I looked down at my hands. I was rubbing them together. “That’s true. We haven’t spoken to each other ever since I left Boston, but he has heard from me. I sent him a letter via the guy who helped me change my identity.”
“What did the letter say?” Lucas asked.
I replied, “That I was going to be disappearing for a while and that he wouldn’t hear from me. That if anyone asked, for him to say we hadn’t spoken in a number of months. The guy told me to keep everything as close to the truth as possible.”
Lucas nodded. “Okay, good.”
“Is my brother safe?”
“I think so,” Lucas stated. “It doesn’t appear that Michael thinks he is lying. And he probably thinks you wouldn’t go to your brother’s because you wouldn’t want to put him in any danger.”
All I could do was nod.
“Are you ready to tell me what caused you to change your identity?”
I swallowed the lump that had formed in my throat. “Michael and I had been dating off and on, more off than on. He invited me to a gala that his bank was having at a hotel in Boston.”
“What date was this?” Lucas asked as he started to write on a notepad. “Also, do you mind if I record this conversation?”
He took a recording device out and showed me it.
“No, I don’t mind.”
Smiling, Lucas turned it on.

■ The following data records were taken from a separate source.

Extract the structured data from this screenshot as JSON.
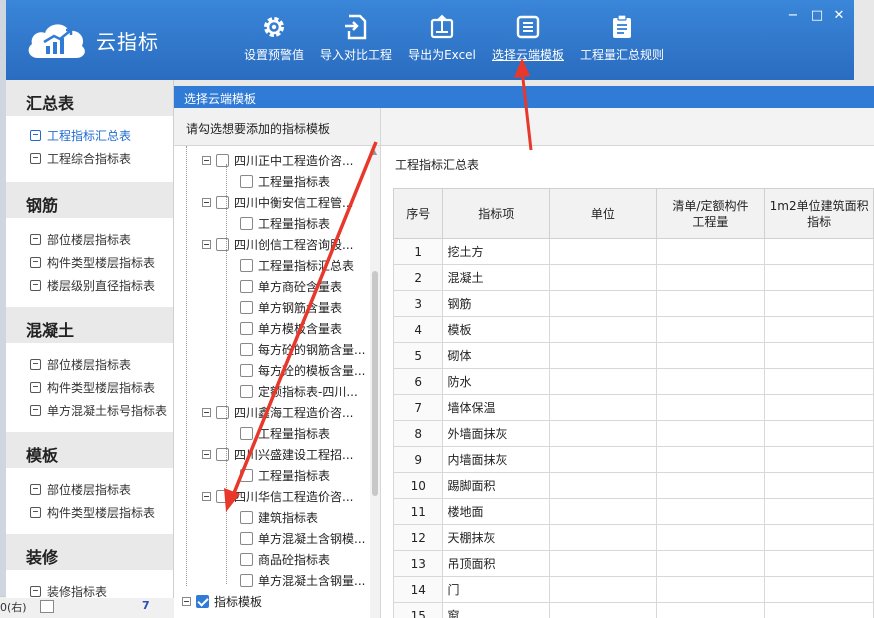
{
  "app": {
    "name": "云指标",
    "colors": {
      "toolbar": "#2f7bd6",
      "accent": "#1f6bd1",
      "arrow": "#e8382b"
    }
  },
  "toolbar": {
    "items": [
      {
        "label": "设置预警值",
        "icon": "gear-icon"
      },
      {
        "label": "导入对比工程",
        "icon": "import-icon"
      },
      {
        "label": "导出为Excel",
        "icon": "export-icon"
      },
      {
        "label": "选择云端模板",
        "icon": "template-icon"
      },
      {
        "label": "工程量汇总规则",
        "icon": "clipboard-icon"
      }
    ],
    "window_buttons": [
      "−",
      "□",
      "✕"
    ]
  },
  "nav": {
    "sections": [
      {
        "title": "汇总表",
        "items": [
          "工程指标汇总表",
          "工程综合指标表"
        ]
      },
      {
        "title": "钢筋",
        "items": [
          "部位楼层指标表",
          "构件类型楼层指标表",
          "楼层级别直径指标表"
        ]
      },
      {
        "title": "混凝土",
        "items": [
          "部位楼层指标表",
          "构件类型楼层指标表",
          "单方混凝土标号指标表"
        ]
      },
      {
        "title": "模板",
        "items": [
          "部位楼层指标表",
          "构件类型楼层指标表"
        ]
      },
      {
        "title": "装修",
        "items": [
          "装修指标表"
        ]
      }
    ]
  },
  "dialog": {
    "title": "选择云端模板",
    "instruction": "请勾选想要添加的指标模板",
    "tree": [
      {
        "label": "四川正中工程造价咨...",
        "level": 0,
        "checked": false
      },
      {
        "label": "工程量指标表",
        "level": 1,
        "checked": false
      },
      {
        "label": "四川中衡安信工程管...",
        "level": 0,
        "checked": false
      },
      {
        "label": "工程量指标表",
        "level": 1,
        "checked": false
      },
      {
        "label": "四川创信工程咨询股...",
        "level": 0,
        "checked": false
      },
      {
        "label": "工程量指标汇总表",
        "level": 1,
        "checked": false
      },
      {
        "label": "单方商砼含量表",
        "level": 1,
        "checked": false
      },
      {
        "label": "单方钢筋含量表",
        "level": 1,
        "checked": false
      },
      {
        "label": "单方模板含量表",
        "level": 1,
        "checked": false
      },
      {
        "label": "每方砼的钢筋含量...",
        "level": 1,
        "checked": false
      },
      {
        "label": "每方砼的模板含量...",
        "level": 1,
        "checked": false
      },
      {
        "label": "定额指标表-四川...",
        "level": 1,
        "checked": false
      },
      {
        "label": "四川鑫海工程造价咨...",
        "level": 0,
        "checked": false
      },
      {
        "label": "工程量指标表",
        "level": 1,
        "checked": false
      },
      {
        "label": "四川兴盛建设工程招...",
        "level": 0,
        "checked": false
      },
      {
        "label": "工程量指标表",
        "level": 1,
        "checked": false
      },
      {
        "label": "四川华信工程造价咨...",
        "level": 0,
        "checked": false
      },
      {
        "label": "建筑指标表",
        "level": 1,
        "checked": false
      },
      {
        "label": "单方混凝土含钢模...",
        "level": 1,
        "checked": false
      },
      {
        "label": "商品砼指标表",
        "level": 1,
        "checked": false
      },
      {
        "label": "单方混凝土含钢量...",
        "level": 1,
        "checked": false
      },
      {
        "label": "指标模板",
        "level": -1,
        "checked": true
      }
    ],
    "preview": {
      "title": "工程指标汇总表",
      "columns": [
        "序号",
        "指标项",
        "单位",
        "清单/定额构件\n工程量",
        "1m2单位建筑面积\n指标"
      ],
      "rows": [
        [
          "1",
          "挖土方"
        ],
        [
          "2",
          "混凝土"
        ],
        [
          "3",
          "钢筋"
        ],
        [
          "4",
          "模板"
        ],
        [
          "5",
          "砌体"
        ],
        [
          "6",
          "防水"
        ],
        [
          "7",
          "墙体保温"
        ],
        [
          "8",
          "外墙面抹灰"
        ],
        [
          "9",
          "内墙面抹灰"
        ],
        [
          "10",
          "踢脚面积"
        ],
        [
          "11",
          "楼地面"
        ],
        [
          "12",
          "天棚抹灰"
        ],
        [
          "13",
          "吊顶面积"
        ],
        [
          "14",
          "门"
        ],
        [
          "15",
          "窗"
        ]
      ]
    }
  },
  "background": {
    "bottom_left_text": "0(右)",
    "bottom_mid_text": "7"
  }
}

His smile vanished and he was back to business. “What date was this gala that Michael Bellucci invited you to?”
“It was, um, on December 13. I remember because I joked with my roommate, Lauryn, that it was Friday the thirteenth and nothing good ever happens on that day.”
“Can you walk me through that night?”
“Yes,” I replied as I slid my hands under my legs to keep them from shaking. “I told Michael I would meet him at the hotel because I had been distancing myself from him. I couldn’t find him for the first twenty minutes.” I closed my eyes and tried to picture myself back at the gala as I kept talking. “Once he found me, we mingled, he introduced me to some people he worked with and…”
My eyes flew up.
“What is it?” Lucas asked as Kian sat down next to me.
“The guy Michael had the gun on. He introduced me to him. I hadn’t remembered until just now. At least, I think it’s him.”
“Who was it?” Lucas asked.
“His name was Andrew Wagner, and he was the bank’s chief operating officer.”
Mark let out a gruff laugh. “The second.”
Lucas looked at Mark and then at me. “The second?”
“When Michael had the gun pointed at him and his father was pressuring him to shoot, he mentioned that the man had betrayed and stolen from them, and that he had been their second.”
Lucas leaned back in his chair. “Andrew Wagner died in a house fire.”
“When?” Mark, Kian, and I all asked in unison.
Lucas looked at me. “December 14. It was all over the news in Boston.”
My hand came up to my mouth as I sucked in a breath.
“Was it confirmed with DNA?” Mark asked.
Lucas pulled out his phone and hit a number. “Andrew Wagner, was his death confirmed with DNA? Get your handson the autopsy and get back to me if you find anything unusual.”